Wealth/asset taxes are generally based on 'Net Worth'. If you don't know what this means you will likely think an asset tax will hit you harder than the reality.

Your Net Worth is your assets minus your liabilities
Eg you have a $3 million house, a $2 million mortgage and $100k of loans. Your net worth is $900k and that's what a wealth/asset tax would be based on.

I thought a co-worker was trolling me when he loudly proclaimed he wouldn't be able to afford the Green Party wealth tax so he'd never ever vote for them. After asking some questions I realized he genuinely did not understand 'net worth' and after explaining the above he said fairly quietly, 'I did not know that'.
#Accounting #Econ
#Democracy #TaxWealthNotWork

@Niall

I see why people want wealth taxes, and I have (years ago) looked closely at them

The big problem is how easy they are to avoid in a society with economic freedom. I believe strongly in upper limits to private wealth, but I know no way to achieve it in a social system based on private property

@Niall so perhaps we should have a social system that is not based on private property.

That is harder to organize.

The attraction of capitalism as a social system is its incredible resilience. Been two centuries now, still going

Can we separate our social systems from our economic ones? I think we can, and that is the way forward

@Niall so I want to see from political parties:

Housing treated as essential infrastructure and planned.

Housing treated as an unalienable human right, not to be horded

Plannng generally. Markets find prices, they do not make plans.

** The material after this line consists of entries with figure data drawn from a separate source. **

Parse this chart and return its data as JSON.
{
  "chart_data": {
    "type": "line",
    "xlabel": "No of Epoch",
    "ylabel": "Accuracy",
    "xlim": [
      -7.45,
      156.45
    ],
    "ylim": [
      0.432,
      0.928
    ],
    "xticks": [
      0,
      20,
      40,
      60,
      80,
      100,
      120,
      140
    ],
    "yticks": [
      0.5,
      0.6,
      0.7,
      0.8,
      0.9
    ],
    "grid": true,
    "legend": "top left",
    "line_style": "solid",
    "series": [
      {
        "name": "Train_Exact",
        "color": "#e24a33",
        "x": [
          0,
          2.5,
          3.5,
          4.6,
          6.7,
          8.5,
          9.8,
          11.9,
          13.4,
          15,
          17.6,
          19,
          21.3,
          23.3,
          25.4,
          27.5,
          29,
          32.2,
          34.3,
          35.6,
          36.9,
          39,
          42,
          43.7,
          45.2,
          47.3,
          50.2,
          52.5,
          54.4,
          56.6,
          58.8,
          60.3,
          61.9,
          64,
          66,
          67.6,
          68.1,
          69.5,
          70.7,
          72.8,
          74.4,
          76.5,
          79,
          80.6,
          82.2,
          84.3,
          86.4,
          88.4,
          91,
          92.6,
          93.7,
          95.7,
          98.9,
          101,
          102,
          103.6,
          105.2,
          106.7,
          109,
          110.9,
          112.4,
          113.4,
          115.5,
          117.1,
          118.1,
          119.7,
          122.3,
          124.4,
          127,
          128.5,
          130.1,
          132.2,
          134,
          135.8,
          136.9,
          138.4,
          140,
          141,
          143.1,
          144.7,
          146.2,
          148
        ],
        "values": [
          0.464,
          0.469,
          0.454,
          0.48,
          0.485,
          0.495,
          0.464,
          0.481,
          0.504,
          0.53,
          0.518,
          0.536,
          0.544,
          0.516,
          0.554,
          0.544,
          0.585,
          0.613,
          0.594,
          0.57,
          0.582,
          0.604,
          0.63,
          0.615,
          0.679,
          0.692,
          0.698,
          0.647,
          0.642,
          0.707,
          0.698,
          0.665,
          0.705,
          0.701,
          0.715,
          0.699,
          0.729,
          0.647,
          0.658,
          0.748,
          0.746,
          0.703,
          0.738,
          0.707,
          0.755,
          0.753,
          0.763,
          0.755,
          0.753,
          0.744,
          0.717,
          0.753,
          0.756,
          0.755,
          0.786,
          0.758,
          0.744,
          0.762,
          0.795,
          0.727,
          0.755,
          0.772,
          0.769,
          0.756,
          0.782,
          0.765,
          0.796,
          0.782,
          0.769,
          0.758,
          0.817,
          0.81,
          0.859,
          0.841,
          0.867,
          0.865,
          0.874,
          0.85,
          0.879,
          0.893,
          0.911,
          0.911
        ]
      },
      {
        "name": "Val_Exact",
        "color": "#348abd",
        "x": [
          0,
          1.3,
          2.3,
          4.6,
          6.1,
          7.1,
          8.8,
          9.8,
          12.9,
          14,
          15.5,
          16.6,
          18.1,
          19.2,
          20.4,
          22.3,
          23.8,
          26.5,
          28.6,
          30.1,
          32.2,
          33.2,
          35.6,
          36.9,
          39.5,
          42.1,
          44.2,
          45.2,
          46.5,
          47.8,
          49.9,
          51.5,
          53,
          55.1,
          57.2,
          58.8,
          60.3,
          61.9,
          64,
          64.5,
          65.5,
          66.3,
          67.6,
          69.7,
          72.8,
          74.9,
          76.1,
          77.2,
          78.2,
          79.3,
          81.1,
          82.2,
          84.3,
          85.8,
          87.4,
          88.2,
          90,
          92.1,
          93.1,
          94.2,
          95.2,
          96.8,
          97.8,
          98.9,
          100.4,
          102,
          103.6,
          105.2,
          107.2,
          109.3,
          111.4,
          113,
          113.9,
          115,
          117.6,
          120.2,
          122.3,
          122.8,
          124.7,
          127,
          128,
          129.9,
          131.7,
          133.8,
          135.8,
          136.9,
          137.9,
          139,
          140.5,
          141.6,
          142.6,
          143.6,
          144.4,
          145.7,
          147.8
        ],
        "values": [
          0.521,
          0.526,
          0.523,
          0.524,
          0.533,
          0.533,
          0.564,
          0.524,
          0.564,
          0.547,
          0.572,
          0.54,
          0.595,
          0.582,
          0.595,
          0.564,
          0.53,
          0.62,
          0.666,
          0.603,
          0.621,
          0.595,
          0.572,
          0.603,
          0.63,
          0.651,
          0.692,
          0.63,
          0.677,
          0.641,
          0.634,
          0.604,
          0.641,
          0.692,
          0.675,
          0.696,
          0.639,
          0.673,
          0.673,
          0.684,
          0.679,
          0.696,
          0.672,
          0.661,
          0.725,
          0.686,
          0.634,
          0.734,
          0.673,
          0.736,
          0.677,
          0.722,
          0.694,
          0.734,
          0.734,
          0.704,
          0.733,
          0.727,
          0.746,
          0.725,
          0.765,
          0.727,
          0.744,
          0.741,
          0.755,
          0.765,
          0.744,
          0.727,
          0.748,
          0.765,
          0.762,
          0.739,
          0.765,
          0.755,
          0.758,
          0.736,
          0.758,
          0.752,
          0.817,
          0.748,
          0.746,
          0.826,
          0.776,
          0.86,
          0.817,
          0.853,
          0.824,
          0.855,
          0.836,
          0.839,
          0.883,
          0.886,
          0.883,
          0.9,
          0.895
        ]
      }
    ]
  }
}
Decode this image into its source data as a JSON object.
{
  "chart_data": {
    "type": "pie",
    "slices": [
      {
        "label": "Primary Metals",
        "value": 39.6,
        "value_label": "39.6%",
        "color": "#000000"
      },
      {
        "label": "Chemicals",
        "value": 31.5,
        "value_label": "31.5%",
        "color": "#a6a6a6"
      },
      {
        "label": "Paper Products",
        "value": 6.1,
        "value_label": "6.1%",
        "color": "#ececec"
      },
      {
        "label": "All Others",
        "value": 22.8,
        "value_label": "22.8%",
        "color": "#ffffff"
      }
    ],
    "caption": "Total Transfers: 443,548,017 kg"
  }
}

Incomes policy. Prices at the supermarkets are not too high, incomes are too low

Education, healthcare and infrastructure to take the lions share of state revenues

A target of never letting government spending drop below 50% of GDP

@Niall as for taxes the only taxes reliably paid by the rich are consumption taxes, and they are very regressive

But citizen dividends are very progressive

We should combine them

Increase GST (and charge it on overseas money transfers) to 25%. The extra 10 percentage points to be redistribute equally (yes billionaires in New Zealand, both of them, get it too) to anybody resident in Aotearoa with an IRD number

Do the dividend quarterly and make it ineligible for means testing calculations

@worik I like the idea of citizen's dividends. I would rather pay for it from a carbon tax but that's a minor point.

@Niall To shave a minor point even finer a carbon tax is a consumption tax

I fear carbon taxes were a fantastic idea in 1997. A bit late for marginal instruments now, unfortunately as far as the climate catastrophe is concerned.